A dedicated camera shutter button and zoom keys are easily accessible when the phone is flipped horizontally, so the camera experience is much like that of a stand alone digital camera. Video recording is also available; up to 1.5 hours of video in MP4 and 3GP formats can be stored. Videos are captured in 352 x 288 resolution at up to 15fps and feature automatic white balance control and up to 8x digital zoom. There is a second, integrated VGA camera on the front with 2x digital zoom. This second camera can be used for both video calling over a 3G network or for taking portrait photos.
One of the most compelling features of the N73 Music Edition is the high quality, 2.4-inch colour display. The screen is capable of 240 x 320 pixels (QVGA) and can display up to 262,144 colours. It has a great viewing angle and is clearly visible in a variety of lighting conditions. The display is ideal for use as a viewfinder with the phone's camera and also stands out for Web browsing. It is capable of displaying all 12 menu items on one screen, so scrolling in the main menu is eliminated. The N73 Music Edition display also features an ambient light detector which is used to optimise display brightness and power consumption. This feature automatically adjusts the screen and keypad backlight depending on the conditions.
Measuring 110mm x 49mm x 19mm, the N73 Music Edition isn't the smallest phone on the market, but it weighs just 116g. The metallic plastic surrounding the keypad and controls gives the unit a touch of class, but the major setback of the N73 Music Edition is its keypad; it is very small and is squashed into the bottom half of the phone. The keys themselves are flat, so typing messages is quite difficult. Above the keypad is a more pleasing five-way joystick, two selection buttons and answer and end call keys.
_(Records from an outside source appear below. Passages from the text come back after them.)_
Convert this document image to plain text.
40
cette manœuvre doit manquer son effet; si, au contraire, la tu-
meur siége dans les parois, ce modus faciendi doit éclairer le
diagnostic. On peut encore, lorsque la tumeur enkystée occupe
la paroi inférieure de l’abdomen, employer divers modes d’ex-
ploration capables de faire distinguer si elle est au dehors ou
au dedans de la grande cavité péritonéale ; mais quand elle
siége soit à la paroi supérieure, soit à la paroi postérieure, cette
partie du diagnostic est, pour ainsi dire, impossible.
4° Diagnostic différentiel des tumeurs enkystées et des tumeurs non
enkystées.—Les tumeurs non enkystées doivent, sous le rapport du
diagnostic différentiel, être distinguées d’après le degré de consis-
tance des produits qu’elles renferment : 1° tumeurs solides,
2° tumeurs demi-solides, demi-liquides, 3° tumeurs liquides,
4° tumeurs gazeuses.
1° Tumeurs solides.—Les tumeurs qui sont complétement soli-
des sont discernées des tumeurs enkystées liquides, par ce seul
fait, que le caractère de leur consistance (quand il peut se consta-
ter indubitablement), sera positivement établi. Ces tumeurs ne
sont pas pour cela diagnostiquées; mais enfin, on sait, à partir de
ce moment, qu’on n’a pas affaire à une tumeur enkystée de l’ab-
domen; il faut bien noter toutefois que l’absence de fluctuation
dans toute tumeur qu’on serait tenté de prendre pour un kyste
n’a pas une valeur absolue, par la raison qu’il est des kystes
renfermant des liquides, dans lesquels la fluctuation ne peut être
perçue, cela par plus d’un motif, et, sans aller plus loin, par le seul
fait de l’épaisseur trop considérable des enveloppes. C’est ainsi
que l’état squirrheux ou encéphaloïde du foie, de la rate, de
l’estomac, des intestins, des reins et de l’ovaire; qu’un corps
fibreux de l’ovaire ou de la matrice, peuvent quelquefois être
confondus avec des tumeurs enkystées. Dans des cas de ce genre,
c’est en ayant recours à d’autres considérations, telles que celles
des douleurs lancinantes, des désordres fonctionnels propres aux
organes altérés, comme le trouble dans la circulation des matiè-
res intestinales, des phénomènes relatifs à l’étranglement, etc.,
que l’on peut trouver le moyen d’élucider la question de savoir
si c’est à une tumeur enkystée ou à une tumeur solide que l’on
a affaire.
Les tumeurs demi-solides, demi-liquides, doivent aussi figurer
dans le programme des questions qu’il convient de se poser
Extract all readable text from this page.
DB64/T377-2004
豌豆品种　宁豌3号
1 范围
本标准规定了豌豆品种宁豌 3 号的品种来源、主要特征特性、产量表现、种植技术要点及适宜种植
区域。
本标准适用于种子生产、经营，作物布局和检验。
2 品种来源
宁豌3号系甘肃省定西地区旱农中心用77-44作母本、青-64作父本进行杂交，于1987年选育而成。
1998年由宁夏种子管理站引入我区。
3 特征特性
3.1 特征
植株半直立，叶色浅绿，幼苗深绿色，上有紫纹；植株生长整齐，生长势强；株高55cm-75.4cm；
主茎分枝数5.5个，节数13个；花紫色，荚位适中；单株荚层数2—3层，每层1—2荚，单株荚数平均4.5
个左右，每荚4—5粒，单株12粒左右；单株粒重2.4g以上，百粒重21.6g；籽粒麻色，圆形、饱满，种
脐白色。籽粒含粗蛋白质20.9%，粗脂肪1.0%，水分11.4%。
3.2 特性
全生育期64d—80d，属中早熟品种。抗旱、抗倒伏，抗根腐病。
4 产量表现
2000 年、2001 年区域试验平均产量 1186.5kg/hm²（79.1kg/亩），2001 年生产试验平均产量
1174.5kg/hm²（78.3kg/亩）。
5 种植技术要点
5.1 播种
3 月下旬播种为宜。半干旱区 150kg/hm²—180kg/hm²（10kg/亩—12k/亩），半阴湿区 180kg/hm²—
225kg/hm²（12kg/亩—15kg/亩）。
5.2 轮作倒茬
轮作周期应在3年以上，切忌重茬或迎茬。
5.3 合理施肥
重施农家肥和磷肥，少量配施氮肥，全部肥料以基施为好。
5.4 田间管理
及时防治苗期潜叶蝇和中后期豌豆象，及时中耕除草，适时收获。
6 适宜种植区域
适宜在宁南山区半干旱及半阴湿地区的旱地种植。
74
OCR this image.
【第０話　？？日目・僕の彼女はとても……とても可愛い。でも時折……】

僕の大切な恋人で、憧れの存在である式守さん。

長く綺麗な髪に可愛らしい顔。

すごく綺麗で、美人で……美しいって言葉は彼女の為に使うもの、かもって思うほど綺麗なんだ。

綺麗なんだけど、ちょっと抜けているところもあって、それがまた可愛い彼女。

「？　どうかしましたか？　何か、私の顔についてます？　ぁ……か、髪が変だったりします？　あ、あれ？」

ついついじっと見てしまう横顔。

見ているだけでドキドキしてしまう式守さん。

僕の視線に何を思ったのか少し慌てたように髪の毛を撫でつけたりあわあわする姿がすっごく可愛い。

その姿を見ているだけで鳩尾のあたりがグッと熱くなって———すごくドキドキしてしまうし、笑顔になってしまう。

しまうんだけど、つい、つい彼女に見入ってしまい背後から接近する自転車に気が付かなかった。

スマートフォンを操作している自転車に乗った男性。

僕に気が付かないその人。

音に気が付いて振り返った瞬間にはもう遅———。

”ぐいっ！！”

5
There are also buttons for menu, clear, edit and multimedia that surround the keypad.
According to Nokia the N73 Music Edition is rated at up to 226 minutes of talk time and up to 370 hours of standby time using a 3G network. These figures are very good, and we found they were quite close to the mark - on average we had to charge the unit every three days. Using a 2.5G network with handset, the figures will change to 20 minutes extra talk time, but 20 minutes less of standby time.